We sketched and interpreted lines of best fit in lesson  8.03 Scatter plots and lines of fit . We will learn how to calculate the line of best fit and the correlation coefficient using technology and then extend the concept to modeling exponential relationships.
Use the linear and exponential models to fit the data on the graph.
Sometimes we need to consider fitting something other than a line of best fit or regression line, which both refer to a linear regression model, to model data. A fitted function could include another type of function, such as an exponential function.
We already learned about the correlation coefficient, r, a statistic that describes both the strength and direction of a linear association. But, we also need a measure that determines how well our fitted function can actually predict an outcome.
This value is known as the coefficient of determination, or the value R^2, and is a measure of the proportion of the variation in the dependent variable that is predicted by the independent variable. Since the coefficient of determination represents a proportion it will only ever return a value between 0 and 1.
In the case where the fitted function is a linear model with one independent variable, R^2 is equal to our correlation coefficient squared, r^2. This only holds true for linear models with one independent variable and is not the case when the fitted function is from any other function family, e.g. exponential, quadratic, etc.
Bivariate data can be modeled with a fitted function also called a regression model. Depending on the goodness of fit, measured with the coefficient of determination (R^2), a regression function may pass exactly through all of the points, some of the points, or none of the points.
\text{ Exponential regression } R^2=0.763
R^2 for the exponential regression shown means that 76.3\% of the variation in the dependent variable is explained by the variation in the independent variable. The closer R^2 is to 1, the more that the variation in the dependent variable is explained by the variation in the independent variable.
A teacher recorded the number of days since a student last studied for an exam and their score out of a possible 80 points on the exam.
Number days since studying | 3 | 2 | 6 | 4 | 4 | 1 | 6 | 3 | 4 | 2 |
---|---|---|---|---|---|---|---|---|---|---|
Exam score | 64 | 59 | 42 | 57 | 58 | 72 | 33 | 63 | 55 | 62 |
Describe the association between the number of days since a student last studied and the exam score.
Calculate the line of best fit and correlation coefficient. Interpret the correlation coefficient.

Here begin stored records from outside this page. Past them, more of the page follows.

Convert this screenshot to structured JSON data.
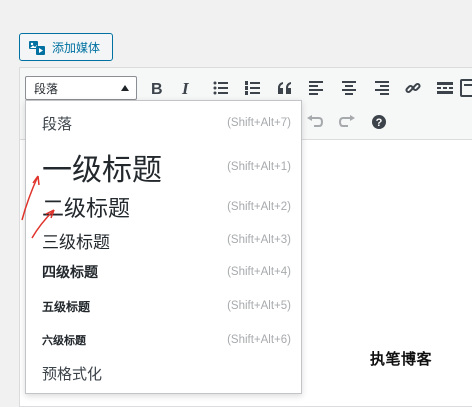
{
  "media": {
    "add_label": "添加媒体",
    "icon": "media-icon"
  },
  "toolbar": {
    "format_value": "段落",
    "buttons": [
      "bold",
      "italic",
      "bullet-list",
      "numbered-list",
      "blockquote",
      "align-left",
      "align-center",
      "align-right",
      "link",
      "read-more",
      "toolbar-toggle"
    ],
    "row2_buttons": [
      "undo",
      "redo",
      "help"
    ]
  },
  "format_menu": {
    "items": [
      {
        "label": "段落",
        "shortcut": "(Shift+Alt+7)"
      },
      {
        "label": "一级标题",
        "shortcut": "(Shift+Alt+1)"
      },
      {
        "label": "二级标题",
        "shortcut": "(Shift+Alt+2)"
      },
      {
        "label": "三级标题",
        "shortcut": "(Shift+Alt+3)"
      },
      {
        "label": "四级标题",
        "shortcut": "(Shift+Alt+4)"
      },
      {
        "label": "五级标题",
        "shortcut": "(Shift+Alt+5)"
      },
      {
        "label": "六级标题",
        "shortcut": "(Shift+Alt+6)"
      },
      {
        "label": "预格式化",
        "shortcut": ""
      }
    ]
  },
  "watermark": {
    "text": "执笔博客"
  },
  "colors": {
    "accent": "#0071a1",
    "annotation": "#e0332b"
  }
}
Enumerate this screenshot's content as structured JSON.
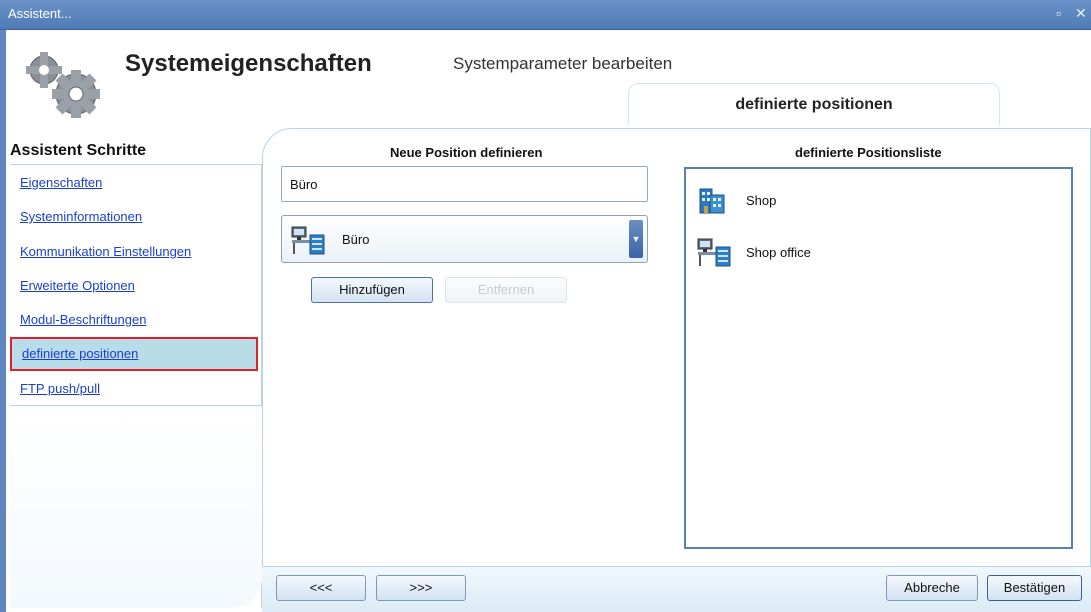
{
  "window": {
    "title": "Assistent...",
    "controls": [
      "restore-icon",
      "close-icon"
    ]
  },
  "header": {
    "title": "Systemeigenschaften",
    "subtitle": "Systemparameter bearbeiten",
    "active_tab": "definierte positionen"
  },
  "sidebar": {
    "heading": "Assistent Schritte",
    "items": [
      {
        "label": "Eigenschaften"
      },
      {
        "label": "Systeminformationen"
      },
      {
        "label": "Kommunikation Einstellungen"
      },
      {
        "label": "Erweiterte Optionen"
      },
      {
        "label": "Modul-Beschriftungen"
      },
      {
        "label": "definierte positionen",
        "selected": true
      },
      {
        "label": "FTP push/pull"
      }
    ]
  },
  "new_position": {
    "heading": "Neue Position definieren",
    "name_value": "Büro",
    "type_select": {
      "selected": "Büro",
      "icon": "office-desk-icon"
    },
    "add_label": "Hinzufügen",
    "remove_label": "Entfernen"
  },
  "position_list": {
    "heading": "definierte Positionsliste",
    "items": [
      {
        "label": "Shop",
        "icon": "building-icon"
      },
      {
        "label": "Shop office",
        "icon": "office-desk-icon"
      }
    ]
  },
  "footer": {
    "prev_label": "<<<",
    "next_label": ">>>",
    "cancel_label": "Abbreche",
    "confirm_label": "Bestätigen"
  },
  "colors": {
    "titlebar": "#5b84bd",
    "link": "#1a3fd0",
    "selected_bg": "#b8dce8",
    "selected_border": "#e0202a",
    "panel_border": "#b7d3ea"
  }
}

Interpret the meaning of the slope and y-intercept of the line of best fit in context of the data.
The population P of fish in a small lake over t years is shown in the table below:
Years (t) | Fish Population (P) |
---|---|
0 | 1000 |
0.5 | 550 |
1 | 500 |
1.5 | 425 |
1.75 | 350 |
2 | 290 |
2.25 | 210 |
2.5 | 160 |
3.75 | 100 |
Determine whether a linear or exponential model best fits the relationship between the years, t, and the population of fish P.
Calculate the regression model for the data and use it to predict the population of fish in the lake after 5 years.
Interpret the coefficient of determination for the regression model.
Linear and exponential data can be fitted to a regression model. We can analyze the closeness of the fit using the coefficient of determination.